Добавить в цитаты Настройки чтения

Страница 124 из 136

— Только говори правду, начальник, — насмешливо сказал Муса.

Кучак помолчал.

— Джура всегда говорил, — начал он свой рассказ, — что я самый темный человек, а я видел таких темных, что и слов не подберешь. Ага хан написал пирам, пиры сказали своим мюридам — исмаилитам, и те, как овцы, пришли к Тагаю и записались басмачами. Но ещё больше было простого, подневольного баям народа. Только и видели эти каратегинцы за всю свою жизнь что родной кишлак в горах. Только и ели они что тутовые ягоды, перемолотые в муку. Поэтому, когда им дали по ячменной лепешке, напоминающей подошву, они обрадовались, как будто попали в рай. В жизни не видел я более храбрых, чем эти горцы! Идут на крепость — кричат, как и все: «Чар яр!»

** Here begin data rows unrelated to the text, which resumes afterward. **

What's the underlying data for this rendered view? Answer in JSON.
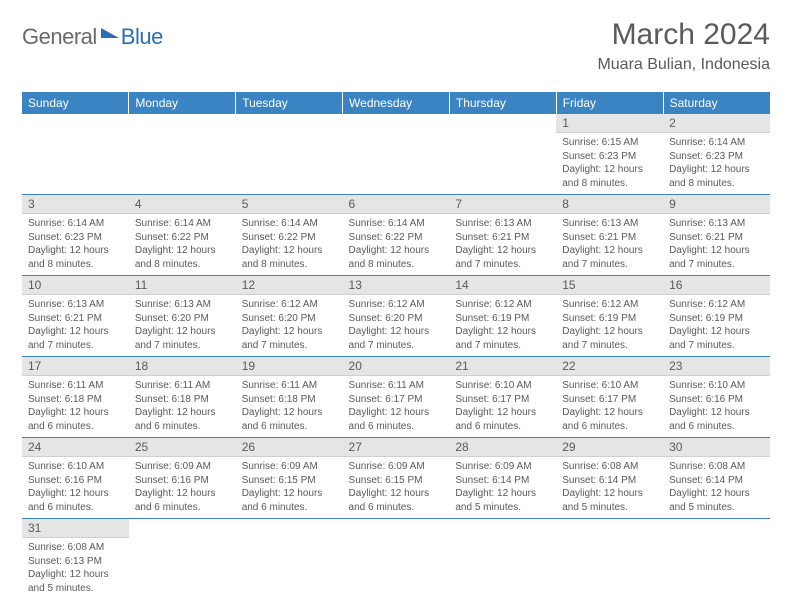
{
  "logo": {
    "text1": "General",
    "text2": "Blue"
  },
  "title": "March 2024",
  "subtitle": "Muara Bulian, Indonesia",
  "colors": {
    "header_bg": "#3b84c4",
    "header_text": "#ffffff",
    "daynum_bg": "#e5e5e5",
    "text": "#5a5a5a",
    "border": "#3b84c4",
    "logo_gray": "#6a6a6a",
    "logo_blue": "#2a6fb5"
  },
  "weekdays": [
    "Sunday",
    "Monday",
    "Tuesday",
    "Wednesday",
    "Thursday",
    "Friday",
    "Saturday"
  ],
  "weeks": [
    [
      null,
      null,
      null,
      null,
      null,
      {
        "n": "1",
        "sr": "6:15 AM",
        "ss": "6:23 PM",
        "dl": "12 hours and 8 minutes."
      },
      {
        "n": "2",
        "sr": "6:14 AM",
        "ss": "6:23 PM",
        "dl": "12 hours and 8 minutes."
      }
    ],
    [
      {
        "n": "3",
        "sr": "6:14 AM",
        "ss": "6:23 PM",
        "dl": "12 hours and 8 minutes."
      },
      {
        "n": "4",
        "sr": "6:14 AM",
        "ss": "6:22 PM",
        "dl": "12 hours and 8 minutes."
      },
      {
        "n": "5",
        "sr": "6:14 AM",
        "ss": "6:22 PM",
        "dl": "12 hours and 8 minutes."
      },
      {
        "n": "6",
        "sr": "6:14 AM",
        "ss": "6:22 PM",
        "dl": "12 hours and 8 minutes."
      },
      {
        "n": "7",
        "sr": "6:13 AM",
        "ss": "6:21 PM",
        "dl": "12 hours and 7 minutes."
      },
      {
        "n": "8",
        "sr": "6:13 AM",
        "ss": "6:21 PM",
        "dl": "12 hours and 7 minutes."
      },
      {
        "n": "9",
        "sr": "6:13 AM",
        "ss": "6:21 PM",
        "dl": "12 hours and 7 minutes."
      }
    ],
    [
      {
        "n": "10",
        "sr": "6:13 AM",
        "ss": "6:21 PM",
        "dl": "12 hours and 7 minutes."
      },
      {
        "n": "11",
        "sr": "6:13 AM",
        "ss": "6:20 PM",
        "dl": "12 hours and 7 minutes."
      },
      {
        "n": "12",
        "sr": "6:12 AM",
        "ss": "6:20 PM",
        "dl": "12 hours and 7 minutes."
      },
      {
        "n": "13",
        "sr": "6:12 AM",
        "ss": "6:20 PM",
        "dl": "12 hours and 7 minutes."
      },
      {
        "n": "14",
        "sr": "6:12 AM",
        "ss": "6:19 PM",
        "dl": "12 hours and 7 minutes."
      },
      {
        "n": "15",
        "sr": "6:12 AM",
        "ss": "6:19 PM",
        "dl": "12 hours and 7 minutes."
      },
      {
        "n": "16",
        "sr": "6:12 AM",
        "ss": "6:19 PM",
        "dl": "12 hours and 7 minutes."
      }
    ],
    [
      {
        "n": "17",
        "sr": "6:11 AM",
        "ss": "6:18 PM",
        "dl": "12 hours and 6 minutes."
      },
      {
        "n": "18",
        "sr": "6:11 AM",
        "ss": "6:18 PM",
        "dl": "12 hours and 6 minutes."
      },
      {
        "n": "19",
        "sr": "6:11 AM",
        "ss": "6:18 PM",
        "dl": "12 hours and 6 minutes."
      },
      {
        "n": "20",
        "sr": "6:11 AM",
        "ss": "6:17 PM",
        "dl": "12 hours and 6 minutes."
      },
      {
        "n": "21",
        "sr": "6:10 AM",
        "ss": "6:17 PM",
        "dl": "12 hours and 6 minutes."
      },
      {
        "n": "22",
        "sr": "6:10 AM",
        "ss": "6:17 PM",
        "dl": "12 hours and 6 minutes."
      },
      {
        "n": "23",
        "sr": "6:10 AM",
        "ss": "6:16 PM",
        "dl": "12 hours and 6 minutes."
      }
    ],
    [
      {
        "n": "24",
        "sr": "6:10 AM",
        "ss": "6:16 PM",
        "dl": "12 hours and 6 minutes."
      },
      {
        "n": "25",
        "sr": "6:09 AM",
        "ss": "6:16 PM",
        "dl": "12 hours and 6 minutes."
      },
      {
        "n": "26",
        "sr": "6:09 AM",
        "ss": "6:15 PM",
        "dl": "12 hours and 6 minutes."
      },
      {
        "n": "27",
        "sr": "6:09 AM",
        "ss": "6:15 PM",
        "dl": "12 hours and 6 minutes."
      },
      {
        "n": "28",
        "sr": "6:09 AM",
        "ss": "6:14 PM",
        "dl": "12 hours and 5 minutes."
      },
      {
        "n": "29",
        "sr": "6:08 AM",
        "ss": "6:14 PM",
        "dl": "12 hours and 5 minutes."
      },
      {
        "n": "30",
        "sr": "6:08 AM",
        "ss": "6:14 PM",
        "dl": "12 hours and 5 minutes."
      }
    ],
    [
      {
        "n": "31",
        "sr": "6:08 AM",
        "ss": "6:13 PM",
        "dl": "12 hours and 5 minutes."
      },
      null,
      null,
      null,
      null,
      null,
      null
    ]
  ],
  "labels": {
    "sunrise": "Sunrise:",
    "sunset": "Sunset:",
    "daylight": "Daylight:"
  }
}
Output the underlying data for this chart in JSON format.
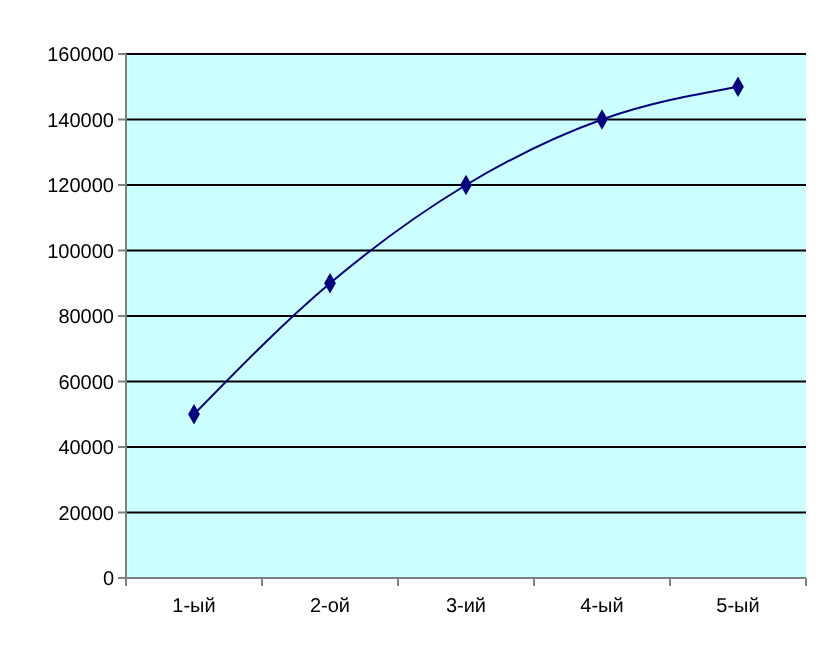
{
  "chart_data": {
    "type": "line",
    "categories": [
      "1-ый",
      "2-ой",
      "3-ий",
      "4-ый",
      "5-ый"
    ],
    "series": [
      {
        "color": "#000080",
        "values": [
          50000,
          90000,
          120000,
          140000,
          150000
        ]
      }
    ],
    "ylim": [
      0,
      160000
    ],
    "yticks": [
      0,
      20000,
      40000,
      60000,
      80000,
      100000,
      120000,
      140000,
      160000
    ],
    "grid": "y",
    "marker": "diamond",
    "line_style": "solid"
  }
}
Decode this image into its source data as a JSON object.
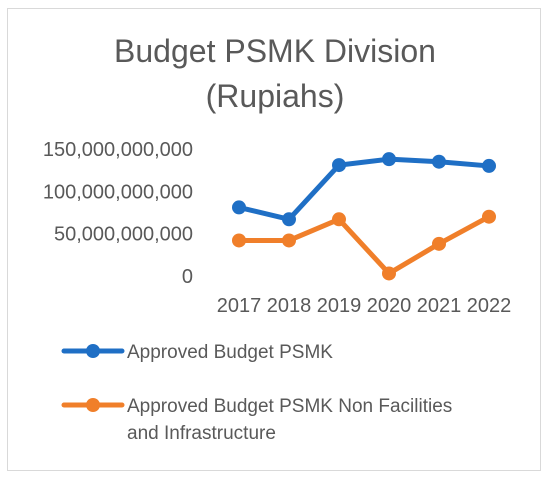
{
  "chart_data": {
    "type": "line",
    "title_line1": "Budget PSMK Division",
    "title_line2": "(Rupiahs)",
    "categories": [
      "2017",
      "2018",
      "2019",
      "2020",
      "2021",
      "2022"
    ],
    "y_ticks": [
      {
        "value": 0,
        "label": "0"
      },
      {
        "value": 50000000000,
        "label": "50,000,000,000"
      },
      {
        "value": 100000000000,
        "label": "100,000,000,000"
      },
      {
        "value": 150000000000,
        "label": "150,000,000,000"
      }
    ],
    "ylim": [
      0,
      150000000000
    ],
    "grid": false,
    "legend_position": "bottom",
    "series": [
      {
        "name": "Approved Budget PSMK",
        "legend_lines": [
          "Approved Budget PSMK"
        ],
        "color": "#1f6fc5",
        "values": [
          81000000000,
          67000000000,
          131000000000,
          138000000000,
          135000000000,
          130000000000
        ]
      },
      {
        "name": "Approved Budget PSMK Non Facilities and Infrastructure",
        "legend_lines": [
          "Approved Budget PSMK Non Facilities",
          "and Infrastructure"
        ],
        "color": "#f07f2a",
        "values": [
          42000000000,
          42000000000,
          67000000000,
          3000000000,
          38000000000,
          70000000000
        ]
      }
    ]
  }
}
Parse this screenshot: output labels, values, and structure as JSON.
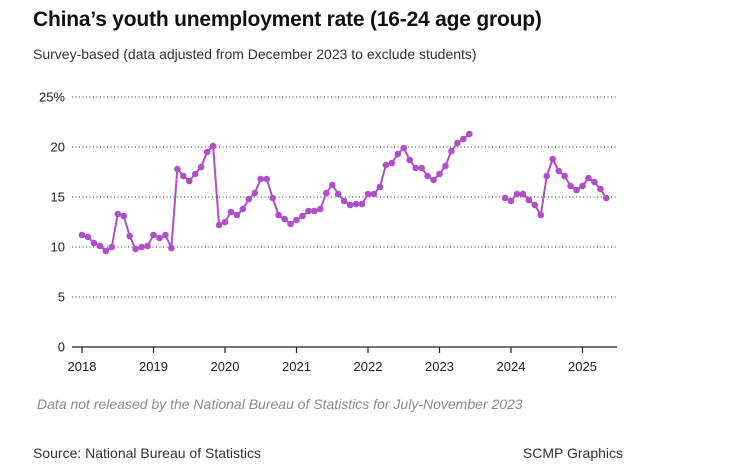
{
  "title": "China’s youth unemployment rate (16-24 age group)",
  "subtitle": "Survey-based (data adjusted from December 2023 to exclude students)",
  "note": "Data not released by the National Bureau of Statistics for July-November 2023",
  "source": "Source: National Bureau of Statistics",
  "credit": "SCMP Graphics",
  "chart_data": {
    "type": "line",
    "title": "China’s youth unemployment rate (16-24 age group)",
    "subtitle": "Survey-based (data adjusted from December 2023 to exclude students)",
    "xlabel": "",
    "ylabel": "",
    "ylim": [
      0,
      25
    ],
    "xlim": [
      2018,
      2025.5
    ],
    "y_ticks": [
      0,
      5,
      10,
      15,
      20,
      25
    ],
    "y_tick_labels": [
      "0",
      "5",
      "10",
      "15",
      "20",
      "25%"
    ],
    "x_ticks": [
      2018,
      2019,
      2020,
      2021,
      2022,
      2023,
      2024,
      2025
    ],
    "x_tick_labels": [
      "2018",
      "2019",
      "2020",
      "2021",
      "2022",
      "2023",
      "2024",
      "2025"
    ],
    "grid": "horizontal dotted",
    "line_color": "#b04fc9",
    "series": [
      {
        "segments": [
          {
            "start": "2018-01",
            "values": [
              11.2,
              11.0,
              10.4,
              10.1,
              9.6,
              10.0,
              13.3,
              13.1,
              11.1,
              9.8,
              10.0,
              10.1,
              11.2,
              10.9,
              11.2,
              9.9,
              17.8,
              17.1,
              16.6,
              17.3,
              18.0,
              19.5,
              20.1,
              12.2,
              12.5,
              13.5,
              13.2,
              13.8,
              14.8,
              15.4,
              16.8,
              16.8,
              14.9,
              13.2,
              12.8,
              12.3,
              12.7,
              13.1,
              13.6,
              13.6,
              13.8,
              15.4,
              16.2,
              15.3,
              14.6,
              14.2,
              14.3,
              14.3,
              15.3,
              15.3,
              16.0,
              18.2,
              18.4,
              19.3,
              19.9,
              18.7,
              17.9,
              17.9,
              17.1,
              16.7,
              17.3,
              18.1,
              19.6,
              20.4,
              20.8,
              21.3
            ]
          },
          {
            "start": "2023-12",
            "values": [
              14.9,
              14.6,
              15.3,
              15.3,
              14.7,
              14.2,
              13.2,
              17.1,
              18.8,
              17.6,
              17.1,
              16.1,
              15.7,
              16.1,
              16.9,
              16.5,
              15.8,
              14.9
            ]
          }
        ]
      }
    ]
  }
}
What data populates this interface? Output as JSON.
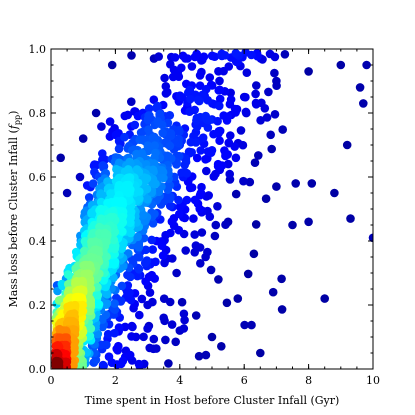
{
  "chart_data": {
    "type": "scatter",
    "title": "",
    "xlabel": "Time spent in Host before Cluster Infall (Gyr)",
    "ylabel_main": "Mass loss before Cluster Infall (",
    "ylabel_var": "f",
    "ylabel_sub": "pp",
    "ylabel_close": ")",
    "xlim": [
      0,
      10
    ],
    "ylim": [
      0.0,
      1.0
    ],
    "x_ticks": [
      0,
      2,
      4,
      6,
      8,
      10
    ],
    "x_tick_labels": [
      "0",
      "2",
      "4",
      "6",
      "8",
      "10"
    ],
    "y_ticks": [
      0.0,
      0.2,
      0.4,
      0.6,
      0.8,
      1.0
    ],
    "y_tick_labels": [
      "0.0",
      "0.2",
      "0.4",
      "0.6",
      "0.8",
      "1.0"
    ],
    "grid": false,
    "colormap": "jet (color encodes point density: dark red = densest, dark blue = sparsest)",
    "colors": [
      "#00008f",
      "#0000ff",
      "#0080ff",
      "#00ffff",
      "#80ff80",
      "#ffff00",
      "#ff8000",
      "#ff0000",
      "#800000"
    ],
    "density_ridge": [
      {
        "x": 0.3,
        "y": 0.05
      },
      {
        "x": 0.8,
        "y": 0.2
      },
      {
        "x": 1.3,
        "y": 0.35
      },
      {
        "x": 2.0,
        "y": 0.47
      },
      {
        "x": 2.8,
        "y": 0.57
      },
      {
        "x": 3.6,
        "y": 0.66
      },
      {
        "x": 4.5,
        "y": 0.74
      },
      {
        "x": 5.5,
        "y": 0.82
      },
      {
        "x": 7.0,
        "y": 0.9
      },
      {
        "x": 9.0,
        "y": 0.95
      }
    ],
    "points": [
      [
        0.5,
        0.06
      ],
      [
        0.55,
        0.03
      ],
      [
        0.8,
        0.12
      ],
      [
        1.0,
        0.25
      ],
      [
        1.2,
        0.3
      ],
      [
        1.5,
        0.36
      ],
      [
        1.8,
        0.42
      ],
      [
        2.2,
        0.5
      ],
      [
        2.6,
        0.55
      ],
      [
        3.0,
        0.6
      ],
      [
        3.5,
        0.65
      ],
      [
        4.0,
        0.7
      ],
      [
        4.5,
        0.74
      ],
      [
        5.0,
        0.78
      ],
      [
        6.0,
        0.85
      ],
      [
        7.0,
        0.9
      ],
      [
        8.0,
        0.93
      ],
      [
        9.0,
        0.95
      ],
      [
        9.6,
        0.88
      ],
      [
        9.8,
        0.95
      ],
      [
        1.0,
        0.72
      ],
      [
        1.4,
        0.8
      ],
      [
        0.9,
        0.6
      ],
      [
        0.3,
        0.66
      ],
      [
        0.5,
        0.55
      ],
      [
        1.9,
        0.95
      ],
      [
        2.5,
        0.98
      ],
      [
        3.2,
        0.97
      ],
      [
        3.0,
        0.2
      ],
      [
        3.5,
        0.16
      ],
      [
        4.0,
        0.12
      ],
      [
        4.6,
        0.04
      ],
      [
        5.0,
        0.1
      ],
      [
        5.8,
        0.22
      ],
      [
        6.5,
        0.05
      ],
      [
        6.9,
        0.24
      ],
      [
        7.5,
        0.45
      ],
      [
        8.0,
        0.46
      ],
      [
        8.5,
        0.22
      ],
      [
        9.3,
        0.47
      ],
      [
        10.0,
        0.41
      ],
      [
        8.8,
        0.55
      ],
      [
        9.2,
        0.7
      ],
      [
        5.5,
        0.46
      ],
      [
        6.3,
        0.36
      ],
      [
        4.8,
        0.35
      ],
      [
        5.2,
        0.28
      ],
      [
        3.9,
        0.3
      ],
      [
        7.0,
        0.57
      ],
      [
        7.6,
        0.58
      ],
      [
        8.1,
        0.58
      ],
      [
        9.7,
        0.83
      ]
    ]
  }
}
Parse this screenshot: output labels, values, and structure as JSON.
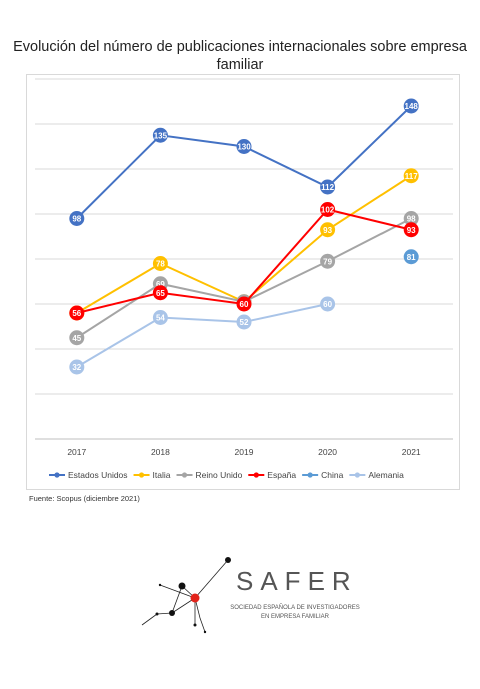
{
  "chart_data": {
    "type": "line",
    "title": "Evolución del número de publicaciones internacionales sobre empresa familiar",
    "categories": [
      "2017",
      "2018",
      "2019",
      "2020",
      "2021"
    ],
    "ylim": [
      0,
      160
    ],
    "grid": true,
    "legend_position": "bottom",
    "series": [
      {
        "name": "Estados Unidos",
        "color": "#4472C4",
        "values": [
          98,
          135,
          130,
          112,
          148
        ]
      },
      {
        "name": "Italia",
        "color": "#FFC000",
        "values": [
          56,
          78,
          61,
          93,
          117
        ]
      },
      {
        "name": "Reino Unido",
        "color": "#A5A5A5",
        "values": [
          45,
          69,
          61,
          79,
          98
        ]
      },
      {
        "name": "España",
        "color": "#FF0000",
        "values": [
          56,
          65,
          60,
          102,
          93
        ]
      },
      {
        "name": "China",
        "color": "#5B9BD5",
        "values": [
          null,
          null,
          null,
          null,
          81
        ]
      },
      {
        "name": "Alemania",
        "color": "#A9C4E8",
        "values": [
          32,
          54,
          52,
          60,
          null
        ]
      }
    ]
  },
  "source": "Fuente: Scopus (diciembre 2021)",
  "logo": {
    "word": "SAFER",
    "subtitle_line1": "SOCIEDAD ESPAÑOLA DE INVESTIGADORES",
    "subtitle_line2": "EN EMPRESA FAMILIAR",
    "accent_color": "#E2231A"
  }
}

— Да ты о деле говори, — сказал Абдулло Джон, — а то и до утра не закончишь.

— Все по порядку слушай! — сказал ему Кучак сердито. — Максимов попросил меня, я сказал: «Хорошо» — и пошел в басмачи к Тагаю, в десяток Рыжебородого. Да, а перед этим я разогнал басмачей Шарафа, и, не будь меня, Горный кишлак был бы до сих пор у басмачей. Вы, наверно, об этом слышали, а о делах у крепости я вам сейчас расскажу.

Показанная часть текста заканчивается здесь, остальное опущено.